Rechters aan het Internationaal Strafhof in Den Haag
© Icc/ Max Koot

Weg met dat neokoloniale Strafhof!

Drie van de 124 lidstaten van het Internationaal Strafhof kondigden recent aan het Hof te zullen verlaten. Burundi, Zuid-Afrika en Gambia hebben er verschillende redenen voor aangedragen, maar een veel gehoord bezwaar is dat het Hof een blanke rechtbank voor zwarte verdachten is. Een westerse, neokoloniale, racistische instelling.

Het is een opmerkelijk verwijt aan een hof met een presidium afkomstig uit Argentinië, Japan en Kenia en een hoofdaanklager uit Gambia.
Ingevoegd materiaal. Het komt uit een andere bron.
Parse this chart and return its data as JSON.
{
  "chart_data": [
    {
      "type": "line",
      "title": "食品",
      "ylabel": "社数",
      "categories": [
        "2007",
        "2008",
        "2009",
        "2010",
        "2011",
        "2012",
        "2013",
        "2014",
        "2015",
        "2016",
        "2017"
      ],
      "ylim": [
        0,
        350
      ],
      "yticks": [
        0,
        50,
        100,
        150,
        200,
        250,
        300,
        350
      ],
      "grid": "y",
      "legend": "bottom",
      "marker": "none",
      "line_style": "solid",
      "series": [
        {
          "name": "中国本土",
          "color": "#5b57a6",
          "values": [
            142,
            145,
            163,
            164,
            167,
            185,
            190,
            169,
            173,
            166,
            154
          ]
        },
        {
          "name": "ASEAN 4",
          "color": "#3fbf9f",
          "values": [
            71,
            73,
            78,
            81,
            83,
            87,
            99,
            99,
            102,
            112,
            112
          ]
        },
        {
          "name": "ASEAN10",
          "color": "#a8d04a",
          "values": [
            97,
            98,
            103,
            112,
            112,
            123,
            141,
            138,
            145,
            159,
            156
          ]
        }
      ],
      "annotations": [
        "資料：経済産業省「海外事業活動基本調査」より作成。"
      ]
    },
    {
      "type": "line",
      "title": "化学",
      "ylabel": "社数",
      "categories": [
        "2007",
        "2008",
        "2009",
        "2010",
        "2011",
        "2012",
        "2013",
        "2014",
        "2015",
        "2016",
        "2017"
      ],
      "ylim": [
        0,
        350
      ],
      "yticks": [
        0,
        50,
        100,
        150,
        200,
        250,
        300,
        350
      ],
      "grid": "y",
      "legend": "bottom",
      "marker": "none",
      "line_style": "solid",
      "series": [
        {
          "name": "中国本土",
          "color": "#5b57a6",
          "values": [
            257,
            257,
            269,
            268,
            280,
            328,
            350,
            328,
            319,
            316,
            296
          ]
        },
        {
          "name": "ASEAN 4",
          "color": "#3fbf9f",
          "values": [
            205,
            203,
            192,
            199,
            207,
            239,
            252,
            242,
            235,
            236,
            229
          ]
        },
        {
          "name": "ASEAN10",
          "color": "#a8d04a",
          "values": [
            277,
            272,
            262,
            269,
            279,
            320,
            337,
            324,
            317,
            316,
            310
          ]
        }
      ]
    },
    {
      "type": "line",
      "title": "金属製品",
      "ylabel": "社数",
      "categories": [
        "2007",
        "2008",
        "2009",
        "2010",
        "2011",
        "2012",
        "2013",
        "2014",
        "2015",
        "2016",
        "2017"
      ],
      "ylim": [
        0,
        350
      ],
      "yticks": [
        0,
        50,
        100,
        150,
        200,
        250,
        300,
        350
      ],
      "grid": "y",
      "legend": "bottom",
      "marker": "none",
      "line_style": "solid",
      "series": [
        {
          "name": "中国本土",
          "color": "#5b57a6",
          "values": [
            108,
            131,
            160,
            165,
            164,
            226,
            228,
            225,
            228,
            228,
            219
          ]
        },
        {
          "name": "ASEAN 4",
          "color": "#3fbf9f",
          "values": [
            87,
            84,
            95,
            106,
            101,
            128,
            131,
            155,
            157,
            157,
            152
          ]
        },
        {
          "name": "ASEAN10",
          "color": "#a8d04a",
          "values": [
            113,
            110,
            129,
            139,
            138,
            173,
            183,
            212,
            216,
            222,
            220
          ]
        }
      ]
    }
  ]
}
Maar het raakt hier en daar een gevoelige snaar en dus wordt zo’n verwijt van de Gambiaanse regering serieus genomen. Dat president Jammeh 22 jaar geleden via een staatsgreep aan de macht kwam en zijn regering op het gebied van mensenrechten en rechtsstaat een geschiedenis van non-coöperatie met de VN en de EU heeft en drie jaar geleden ook al uit het Gemenebest stapte doet er niet toe. Dat Burundi VN-mensenrechtenexperts weigert toe te laten en de VN van destabilisatie beschuldigt evenmin. Trouwens, zijn niet al die organisaties neokoloniaal?

Waarnemers verwachten dat er nog meer Afrikaanse landen het voorbeeld van Burundi, Zuid-Afrika en Gambia zullen volgen, want Afrika kan zijn eigen misdadigers berechten, zijn eigen zaken regelen. Take Back Control! Het nieuwe motto van voorheen de grootste kolonisator lijkt er aan te slaan.

Ik wil graag geloven dat Afrika zijn eigen oorlogsmisdadigers en genocideplegers kan berechten. Binnen de Afrikaanse Unie bestaat er zelfs al een regionaal juridisch systeem voor. Althans, op papier. Het Malabo Protocol uit 2014 voorziet in de oprichting van een strafsector binnen het Afrikaans Hof van Justitie en Mensenrechten.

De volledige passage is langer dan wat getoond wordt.